🤖 AI Summary
Existing bytecode-based mutation testing tools, such as PIT, struggle to produce structured, source-code-level defect data, limiting their utility in large-model-driven software engineering tasks. This work proposes a novel approach that integrates XML metadata generated by PIT with debugging information from Java class files to automatically locate and reconstruct the precise source code edits corresponding to each mutant. For the first time, this enables fully automated reconstruction of readable and reproducible source-code-level defect samples from bytecode-level mutants. The method has been applied to eight open-source Java projects to build a high-quality, structured dataset of paired correct and defective code snippets, enriched with contextual documentation and metadata. This dataset supports training and evaluation for downstream tasks such as bug localization, repair, and test generation, while effectively mitigating risks of training data contamination.
📝 Abstract
LLM-based software engineering increasingly depends on executable, context-rich bug artifacts: paired correct and buggy code, methods under test (MUTs), documentation, and metadata. These artifacts support the training and evaluation of automated bug localization and repair techniques, testing and test oracle generation methods, and documentation-driven automation. Although curated benchmarks (e.g., Defects4J) remain valuable, they are static and increasingly vulnerable to contamination as code models are trained on large public corpora. A complementary strategy is to generate fresh, cutoff-aware datasets by selecting real system versions and injecting controlled bugs at the source level.

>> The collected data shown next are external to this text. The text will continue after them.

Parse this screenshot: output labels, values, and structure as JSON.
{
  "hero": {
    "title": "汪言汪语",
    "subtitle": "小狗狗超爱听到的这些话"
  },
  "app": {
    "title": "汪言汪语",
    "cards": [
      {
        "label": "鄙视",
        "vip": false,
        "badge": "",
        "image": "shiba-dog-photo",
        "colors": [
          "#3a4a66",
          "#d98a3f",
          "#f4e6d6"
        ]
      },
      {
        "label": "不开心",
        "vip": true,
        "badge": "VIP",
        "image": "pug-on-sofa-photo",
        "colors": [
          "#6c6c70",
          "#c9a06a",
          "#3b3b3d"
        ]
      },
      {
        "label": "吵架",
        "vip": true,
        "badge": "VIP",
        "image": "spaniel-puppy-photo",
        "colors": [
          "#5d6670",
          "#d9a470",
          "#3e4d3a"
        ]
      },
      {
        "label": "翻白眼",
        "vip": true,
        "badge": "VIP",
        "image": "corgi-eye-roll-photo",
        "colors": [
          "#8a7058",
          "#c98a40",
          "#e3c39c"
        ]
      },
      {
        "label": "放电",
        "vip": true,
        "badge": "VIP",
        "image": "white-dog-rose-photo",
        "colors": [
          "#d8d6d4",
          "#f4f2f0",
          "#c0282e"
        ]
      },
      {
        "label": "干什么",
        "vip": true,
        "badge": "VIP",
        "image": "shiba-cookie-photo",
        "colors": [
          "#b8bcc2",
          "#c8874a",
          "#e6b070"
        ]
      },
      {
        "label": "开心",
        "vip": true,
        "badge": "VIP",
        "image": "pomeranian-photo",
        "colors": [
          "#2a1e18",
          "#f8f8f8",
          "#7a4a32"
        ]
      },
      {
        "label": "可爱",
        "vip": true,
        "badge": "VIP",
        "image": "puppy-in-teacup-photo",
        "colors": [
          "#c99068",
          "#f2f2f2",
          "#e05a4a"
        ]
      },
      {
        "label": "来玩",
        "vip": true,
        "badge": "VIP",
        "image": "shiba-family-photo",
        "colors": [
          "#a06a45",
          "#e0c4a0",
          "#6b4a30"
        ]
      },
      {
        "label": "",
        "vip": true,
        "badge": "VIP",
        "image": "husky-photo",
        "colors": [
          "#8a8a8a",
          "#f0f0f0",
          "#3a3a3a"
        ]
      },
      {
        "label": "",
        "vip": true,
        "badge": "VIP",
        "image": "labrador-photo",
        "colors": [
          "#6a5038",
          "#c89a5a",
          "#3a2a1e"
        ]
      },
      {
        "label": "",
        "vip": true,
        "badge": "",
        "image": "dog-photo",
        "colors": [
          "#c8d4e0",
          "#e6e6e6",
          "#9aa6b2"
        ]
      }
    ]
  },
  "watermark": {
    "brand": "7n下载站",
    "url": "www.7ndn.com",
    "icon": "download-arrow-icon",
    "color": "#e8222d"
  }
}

Mutation testing is a natural basis for this strategy: it applies predefined mutation operators to programs and records whether the existing test suite detects each injected change. PIT is a state-of-the-practice mutation testing tool for Java that performs mutation at the bytecode level. This design makes mutation testing fast and practical, but PITMuS reports mutants primarily through XML, making them difficult to inspect, replay, or reuse as structured source-level dataset records. To address this gap, we present PITMuS, which combines PITMuS XML metadata with debug information from compiled Java class files to localize and reconstruct the source edit corresponding to each mutant. PITMuS then automatically produces structured datasets containing source-level buggy and fixed code pairs, documentation context, and metadata for downstream training and evaluation. Although we evaluate PITMuS on eight open-source Java systems, it can be applied to any Java system where PITMuS can be integrated.